From Elon Musk to his own board, anyone who has come up against the OpenAI CEO has lost. In a gripping new account of the battle for AI supremacy, writer Karen Hao says we should all be wary of the power he now wields
The short-lived firing of Sam Altman, the CEO of possibly the world’s most important AI company, was sensational. When he was sacked by OpenAI’s board members, some of them believed the stakes could not have been higher – the future of humanity – if the organisation continued under Altman. Imagine Succession, with added apocalypse vibes. In early November 2023, after three weeks of secret calls and varying degrees of paranoia, the OpenAI board agreed: Altman had to go.
The drama didn’t stop there.

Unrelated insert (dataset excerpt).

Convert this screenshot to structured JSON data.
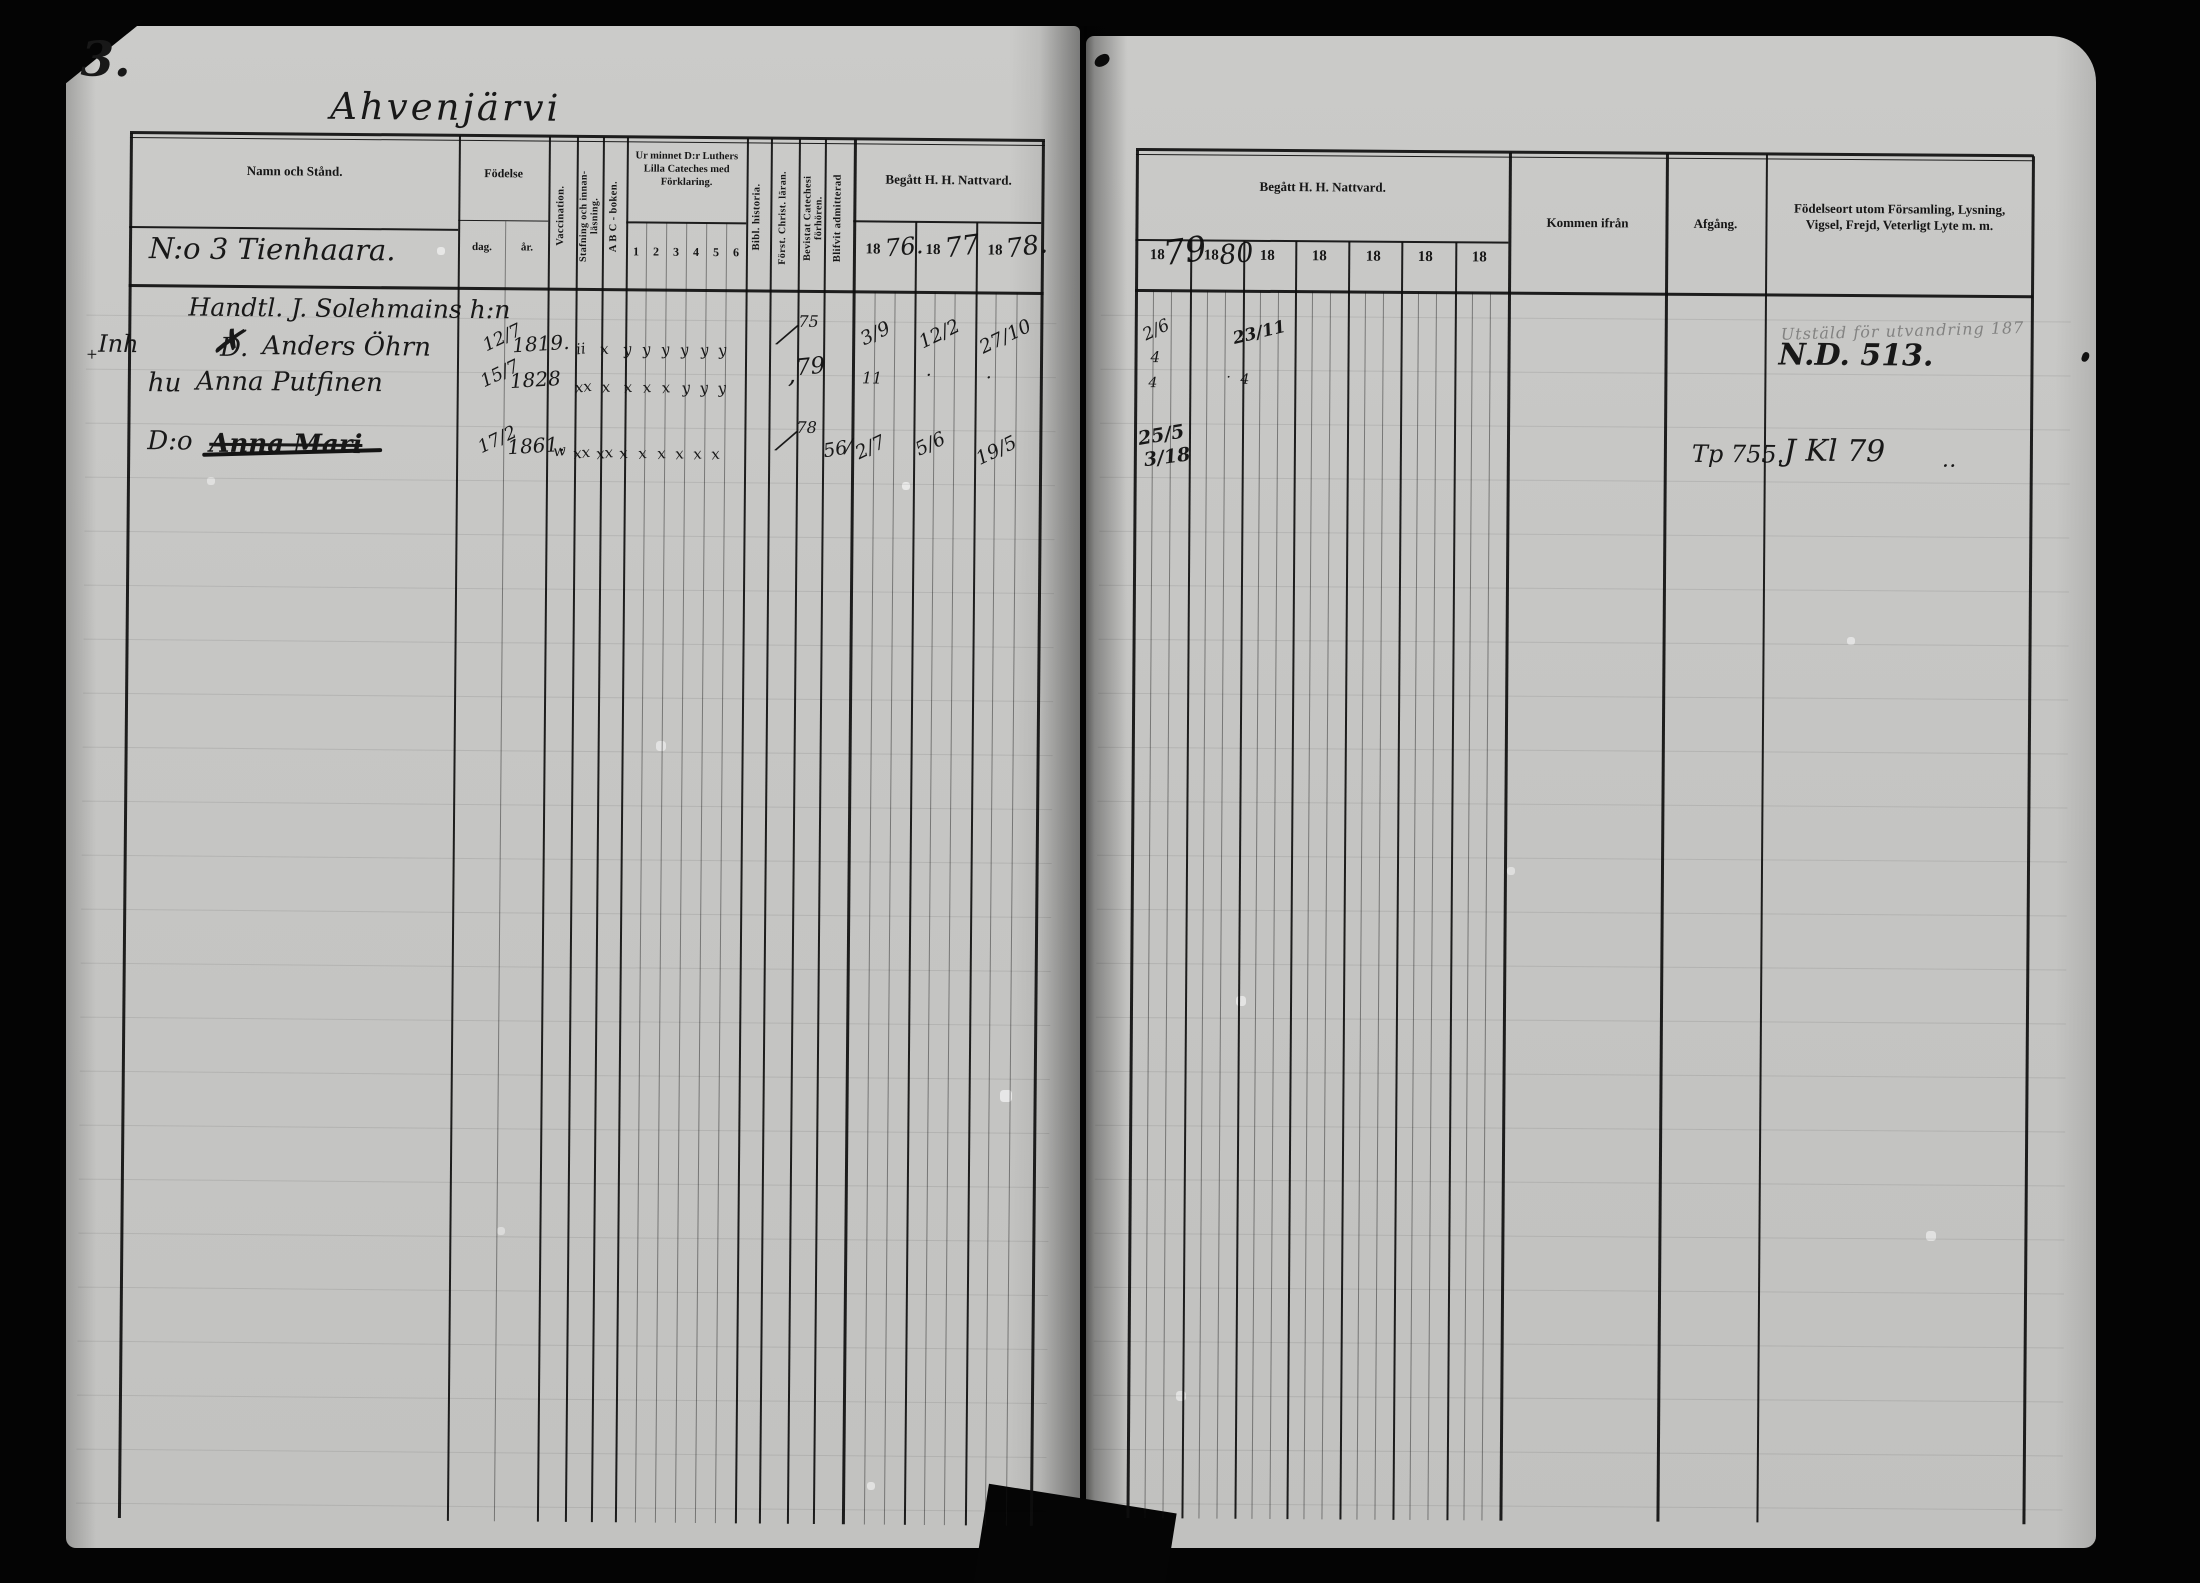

After his removal, Altman’s most loyal staff resigned, and others signed an open letter calling for his reinstatement. Investors, including its biggest, Microsoft, got spooked. Without talent or funding, OpenAI – which developed ChatGPT and was worth billions – wouldn’t even exist. Some who had been involved in the decision to fire Altman switched sides and within days, he was reinstated. Is he now untouchable? “Certainly he has entrenched his power,” says Karen Hao, the tech journalist whose new book, Empire of AI, details this saga in a tense and absorbing history of OpenAI. The current board is “much more allied with his interests,” she says.